What have you done with the features in step4. Can you please explain the basic approach?


I have made groupby / aggregate features.
Example S.no 1 means ->
merge = merge.merge(pd.DataFrame(merge.groupby(by=[‘resort_id’,‘memberid’]).roomnights.count()).reset_index(),suffixes=(’’,‘res_mem’),on=[‘resort_id’,‘memberid’],how=‘left’)

This will give me a new column which have resort_id count and in similar way you can get other features as well.
refer groupby:

1 Like

Hi Kanav,

Great Work!!

can u please explain the final step? How did u ensemble the various models?

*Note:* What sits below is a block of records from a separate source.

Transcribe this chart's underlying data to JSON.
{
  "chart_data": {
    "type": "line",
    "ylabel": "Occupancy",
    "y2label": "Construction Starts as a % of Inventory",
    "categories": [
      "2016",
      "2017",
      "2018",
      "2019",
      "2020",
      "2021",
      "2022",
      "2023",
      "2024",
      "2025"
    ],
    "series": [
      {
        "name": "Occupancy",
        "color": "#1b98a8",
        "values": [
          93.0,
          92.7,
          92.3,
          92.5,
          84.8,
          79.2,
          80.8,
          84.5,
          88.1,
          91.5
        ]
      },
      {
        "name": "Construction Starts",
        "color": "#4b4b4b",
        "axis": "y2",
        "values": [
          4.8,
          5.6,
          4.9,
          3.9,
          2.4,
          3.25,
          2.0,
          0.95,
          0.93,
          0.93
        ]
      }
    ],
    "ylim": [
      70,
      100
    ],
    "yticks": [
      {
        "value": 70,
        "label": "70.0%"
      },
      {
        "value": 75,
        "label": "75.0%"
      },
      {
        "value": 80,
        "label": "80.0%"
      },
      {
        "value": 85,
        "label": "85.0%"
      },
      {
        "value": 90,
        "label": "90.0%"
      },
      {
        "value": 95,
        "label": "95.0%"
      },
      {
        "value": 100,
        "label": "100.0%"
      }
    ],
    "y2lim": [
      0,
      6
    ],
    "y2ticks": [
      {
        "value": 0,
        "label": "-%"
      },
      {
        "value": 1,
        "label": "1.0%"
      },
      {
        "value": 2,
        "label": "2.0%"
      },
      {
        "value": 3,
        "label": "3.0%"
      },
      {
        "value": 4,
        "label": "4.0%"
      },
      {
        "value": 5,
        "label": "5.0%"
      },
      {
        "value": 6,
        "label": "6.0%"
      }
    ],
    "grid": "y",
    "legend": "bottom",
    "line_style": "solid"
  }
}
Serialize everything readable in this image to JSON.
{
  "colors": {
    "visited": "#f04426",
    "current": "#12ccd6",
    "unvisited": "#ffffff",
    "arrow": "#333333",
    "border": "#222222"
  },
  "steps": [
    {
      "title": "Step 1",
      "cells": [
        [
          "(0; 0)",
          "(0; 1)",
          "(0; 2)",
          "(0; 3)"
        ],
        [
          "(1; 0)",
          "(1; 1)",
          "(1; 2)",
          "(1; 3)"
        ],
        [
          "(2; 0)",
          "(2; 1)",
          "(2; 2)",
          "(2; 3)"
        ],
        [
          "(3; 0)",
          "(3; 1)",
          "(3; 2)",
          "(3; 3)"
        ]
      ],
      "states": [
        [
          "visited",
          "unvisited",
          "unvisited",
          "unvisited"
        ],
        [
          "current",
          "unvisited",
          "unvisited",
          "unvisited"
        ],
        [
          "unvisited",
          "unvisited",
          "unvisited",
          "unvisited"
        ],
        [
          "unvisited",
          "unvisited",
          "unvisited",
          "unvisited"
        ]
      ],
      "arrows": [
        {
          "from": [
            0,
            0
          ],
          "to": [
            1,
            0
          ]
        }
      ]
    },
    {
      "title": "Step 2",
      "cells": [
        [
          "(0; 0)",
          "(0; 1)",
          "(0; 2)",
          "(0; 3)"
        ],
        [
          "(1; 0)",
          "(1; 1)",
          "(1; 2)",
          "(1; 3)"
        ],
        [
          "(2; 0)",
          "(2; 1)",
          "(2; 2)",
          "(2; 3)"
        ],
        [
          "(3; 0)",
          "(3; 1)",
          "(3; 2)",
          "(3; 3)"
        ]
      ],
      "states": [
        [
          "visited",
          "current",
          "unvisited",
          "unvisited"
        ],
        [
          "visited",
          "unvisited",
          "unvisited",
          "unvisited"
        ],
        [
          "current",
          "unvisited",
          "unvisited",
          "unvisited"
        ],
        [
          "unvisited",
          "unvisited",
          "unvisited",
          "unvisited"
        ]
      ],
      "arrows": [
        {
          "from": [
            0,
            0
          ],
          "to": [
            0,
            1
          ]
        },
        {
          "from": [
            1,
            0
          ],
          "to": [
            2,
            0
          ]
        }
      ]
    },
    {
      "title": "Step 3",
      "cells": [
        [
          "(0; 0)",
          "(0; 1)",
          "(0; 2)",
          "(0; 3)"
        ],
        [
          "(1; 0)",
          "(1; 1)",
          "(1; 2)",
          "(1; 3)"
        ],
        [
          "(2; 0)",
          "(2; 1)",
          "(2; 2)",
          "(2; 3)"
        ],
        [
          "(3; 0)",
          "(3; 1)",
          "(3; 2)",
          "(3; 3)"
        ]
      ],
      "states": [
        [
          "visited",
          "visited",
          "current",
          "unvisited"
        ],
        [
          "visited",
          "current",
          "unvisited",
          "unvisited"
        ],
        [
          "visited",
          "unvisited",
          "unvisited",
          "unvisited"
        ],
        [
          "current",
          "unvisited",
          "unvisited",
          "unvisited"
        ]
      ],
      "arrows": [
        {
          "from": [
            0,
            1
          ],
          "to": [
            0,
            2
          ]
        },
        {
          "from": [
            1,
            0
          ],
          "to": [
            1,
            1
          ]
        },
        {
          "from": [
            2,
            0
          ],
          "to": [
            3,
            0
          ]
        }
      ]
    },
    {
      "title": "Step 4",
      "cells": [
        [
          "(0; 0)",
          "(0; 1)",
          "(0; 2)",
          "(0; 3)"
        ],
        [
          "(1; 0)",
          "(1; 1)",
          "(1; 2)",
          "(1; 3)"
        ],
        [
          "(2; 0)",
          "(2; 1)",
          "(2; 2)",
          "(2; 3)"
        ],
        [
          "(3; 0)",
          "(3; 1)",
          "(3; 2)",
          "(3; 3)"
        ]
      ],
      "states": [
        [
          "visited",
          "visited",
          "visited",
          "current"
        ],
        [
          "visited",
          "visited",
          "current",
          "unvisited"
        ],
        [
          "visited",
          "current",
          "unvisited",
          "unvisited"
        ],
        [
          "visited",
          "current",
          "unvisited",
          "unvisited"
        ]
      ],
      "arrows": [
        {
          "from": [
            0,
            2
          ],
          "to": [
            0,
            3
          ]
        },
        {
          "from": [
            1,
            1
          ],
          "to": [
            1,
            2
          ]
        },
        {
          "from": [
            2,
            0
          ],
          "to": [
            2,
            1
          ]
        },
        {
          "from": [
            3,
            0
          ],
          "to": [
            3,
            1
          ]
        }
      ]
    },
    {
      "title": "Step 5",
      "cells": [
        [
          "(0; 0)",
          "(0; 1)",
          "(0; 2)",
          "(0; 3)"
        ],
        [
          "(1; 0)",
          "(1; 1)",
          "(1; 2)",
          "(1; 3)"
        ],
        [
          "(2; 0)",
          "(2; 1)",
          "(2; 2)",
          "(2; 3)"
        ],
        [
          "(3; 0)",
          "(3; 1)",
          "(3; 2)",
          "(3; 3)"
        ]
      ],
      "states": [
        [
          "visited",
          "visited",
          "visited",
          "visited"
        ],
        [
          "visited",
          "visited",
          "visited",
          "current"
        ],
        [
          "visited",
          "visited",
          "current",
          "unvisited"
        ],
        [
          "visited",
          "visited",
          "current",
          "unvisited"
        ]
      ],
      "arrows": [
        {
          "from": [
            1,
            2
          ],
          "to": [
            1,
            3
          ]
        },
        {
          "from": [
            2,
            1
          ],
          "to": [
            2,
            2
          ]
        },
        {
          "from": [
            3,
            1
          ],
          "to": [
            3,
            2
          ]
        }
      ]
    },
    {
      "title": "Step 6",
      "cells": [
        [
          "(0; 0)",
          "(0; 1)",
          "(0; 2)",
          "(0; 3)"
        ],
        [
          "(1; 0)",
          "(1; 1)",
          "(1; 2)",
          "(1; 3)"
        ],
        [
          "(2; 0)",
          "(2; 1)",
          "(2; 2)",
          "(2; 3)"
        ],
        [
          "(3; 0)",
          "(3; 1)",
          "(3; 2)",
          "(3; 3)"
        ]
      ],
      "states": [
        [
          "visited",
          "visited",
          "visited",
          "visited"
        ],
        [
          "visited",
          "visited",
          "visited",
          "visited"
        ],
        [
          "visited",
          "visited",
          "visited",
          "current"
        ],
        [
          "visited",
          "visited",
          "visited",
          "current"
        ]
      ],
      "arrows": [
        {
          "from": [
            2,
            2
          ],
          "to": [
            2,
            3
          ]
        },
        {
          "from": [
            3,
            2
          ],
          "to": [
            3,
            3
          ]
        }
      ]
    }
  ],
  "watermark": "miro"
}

Good that you are sharing this information. Can you please explain how Groupby helpful here? I also calculated date difference between checkout and booking. But couldn’t realize information gain from several groupby. Can you please explain why Groupby important here?


Hi Bipin,
I chose weighted averaging for ensembling and logic behind chosing weights was that they minimzed the local CV.

(model_1 X *0.3+model_2 X *0.2+model_3 X *0.3 +model_4 X *0.2)*0.8 + model_5 X *0.2


Hi Kanav,

Thanks for sharing your approach! It’s quite helpful to me. A quick question, which algorithm did you use for Bayesian optimization,spearmint, hyperopt or anything else? Could you elaborate your approach?

Once again, thanks!


thanks Kanav,
for sharing your approach, really appreciate


How do I get to know about groupby method? I can’t be able to decide step 4. Please share your intuition behind this. Thanks


Hey would you please share your code?